A new report from Forrester Research declares that the wave of mega-acquisitions in the software industry is over for now, though big vendors will continue to snap up smaller firms as they round out their portfolios.
“We do expect more consolidation to occur, but predict that the acquisitions of Business Objects by SAP, Cognos by IBM, and Oracle’s renewed bid for BEA will be the last hurrahs in this cycle for super-sized acquisitions within the software industry of vendors with more than (US)$1 billion in revenues and deal sizes of $5 billion or more,” analysts R. “Ray” Wang and Andrew Bartels said in the report.
The analysts noted that the market could see hardware vendors such as Cisco make major software buys, but said such scenarios do not constitute software vendor consolidation in the traditional sense.
Three major factors will staunch the flow of megadeals, they argued.
Citing projections showing double-digit growth in global software revenue for 2007 and 2008, Wang and Bartels argued that vendors will not need to grow through large purchases in the immediate future, and will instead choose “organic growth and spot acquisitions” to satisfy shareholders.
Second, the credit crunch caused by the subprime mortgage meltdown is making it harder to borrow large sums. And thirdly, there are simply fewer large ISVs to buy, the analysts noted. They identified 18 large independent software vendors that are potential targets, and said many of those can be eliminated because of “poor fit with strategy, financial or business questions, high price, or other considerations that stymie acquisitions.”
IBM will be the most aggressive with acquisitions, and may go after packaged applications, a field it has largely avoided to date, according to the report.
“The most likely scenario involves smaller acquisitions of key ISVs, building on Websphere. But if IBM makes a move for packaged apps to compete with Oracle, top apps targets could include IBM partners like Infor, IFS, Lawson, or even SAP. Industry-specific targets could include Amdocs, Deltek, and Primavera Systems,” the authors state.

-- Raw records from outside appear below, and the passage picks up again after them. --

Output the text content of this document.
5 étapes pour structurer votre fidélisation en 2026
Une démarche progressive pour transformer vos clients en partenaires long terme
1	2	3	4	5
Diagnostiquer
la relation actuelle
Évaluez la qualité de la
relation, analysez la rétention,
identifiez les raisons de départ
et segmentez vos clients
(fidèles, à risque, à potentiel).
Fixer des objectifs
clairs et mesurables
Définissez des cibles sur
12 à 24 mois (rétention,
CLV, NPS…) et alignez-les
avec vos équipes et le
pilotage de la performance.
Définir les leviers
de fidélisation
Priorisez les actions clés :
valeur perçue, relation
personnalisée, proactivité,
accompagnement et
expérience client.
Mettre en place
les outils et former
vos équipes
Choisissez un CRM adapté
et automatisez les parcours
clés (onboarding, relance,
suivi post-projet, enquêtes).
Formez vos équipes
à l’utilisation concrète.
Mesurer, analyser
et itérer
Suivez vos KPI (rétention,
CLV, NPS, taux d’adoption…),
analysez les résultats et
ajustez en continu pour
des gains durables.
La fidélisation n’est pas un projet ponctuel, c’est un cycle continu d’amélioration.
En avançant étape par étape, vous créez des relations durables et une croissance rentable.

Wang said he was comfortable making this prediction despite IBM’s insistence that it has no designs on packaged applications. “Last year, they spent the whole year saying they were never going to buy a BI vendor,” Wang said, referring to IBM’s deal to buy Cognos.
As for Oracle, it will buy companies tied to middleware and vertical business applications, according to Forrester. “We expect Oracle to make midsize bets in key verticals like project base solutions (e.g., Computer Methods International or CMiC, Manhattan CenterStone), financial services (e.g., Temenos), retail (e.g., Escalate), and telecom, utilities, and public services (e.g., SunGard).
SAP will make small purchases to flesh out NetWeaver, according to the analysts. These may include vendors of user interface tooling, master data management software and business process management products, they said, citing SAP’s recent buy of Yasu Technologies, which makes a business rules engine, as evidence. “Additional acquisitions could come from existing partners like AmberPoint SOA Management, F5, Magic Software Enterprises, OpenText, Savvion, and Worksoft,” they added.
Among the big four players, Microsoft will be “the least active” in terms of acquisitions, according to Forrester. “Expect the Redmond giant to make selective acquisitions that do not conflict too much with its ecosystem strategy,” they wrote. Possible targets include “middleware solution providers like VisionWare in the customer data integration space, Riversand Technologies in the personal information manager (PIM) space, and Web 2.0 specialists that enhance its Information Workplace platform.”
Software executives offered mixed reactions. Tom Hogan, senior vice president of HP’s software division, said his firm will likely continue to acquire companies, but is focused more on organic growth. Last year HP spent about 70 percent of its roughly $3.5 billion research and development budget on software, according to Hogan.
“That’s a lot of internal R&D that should … generate commercially viable software over the next couple of years,” he said. “If you want to really hit the home run for shareholders, you build it yourself. When we can’t build it because we don’t have the DNA or the time, then we will turn to strategic M&A.”
Executives at smaller vendors offered other takes. Informatica, a data integration vendor, is competing with the likes of IBM but enjoying strong growth, reporting this week that its 2007 revenues rose 21 percent to $391 million. CEO Sohaib Abbasi said mergers and acquisitions in the software industry should be examined beyond the size of a given deal.
The pace of consolidation is much more aggressive in established categories like business applications, he noted. “At the other extreme is emerging categories such as software as a service (SaaS), where there is no consolidation to speak of.”
Informatica is doing well thanks to the relative newness of its space, he said: “We are in the very early days of the data integration market. Half of our deals are uncontested.”
Patrick Durbin, CEO of the portfolio-management-software company Planview, said in a recent interview that his privately held firm, which has 450 customers, has “critical mass” and can survive as an independent.
Durbin’s firm partners with various companies, including Microsoft. He couldn’t say for sure what would happen if it or another firm came knocking: “The moment I tell you I’ll never sell is the moment someone’s going to back up a truck with a boatload of money.”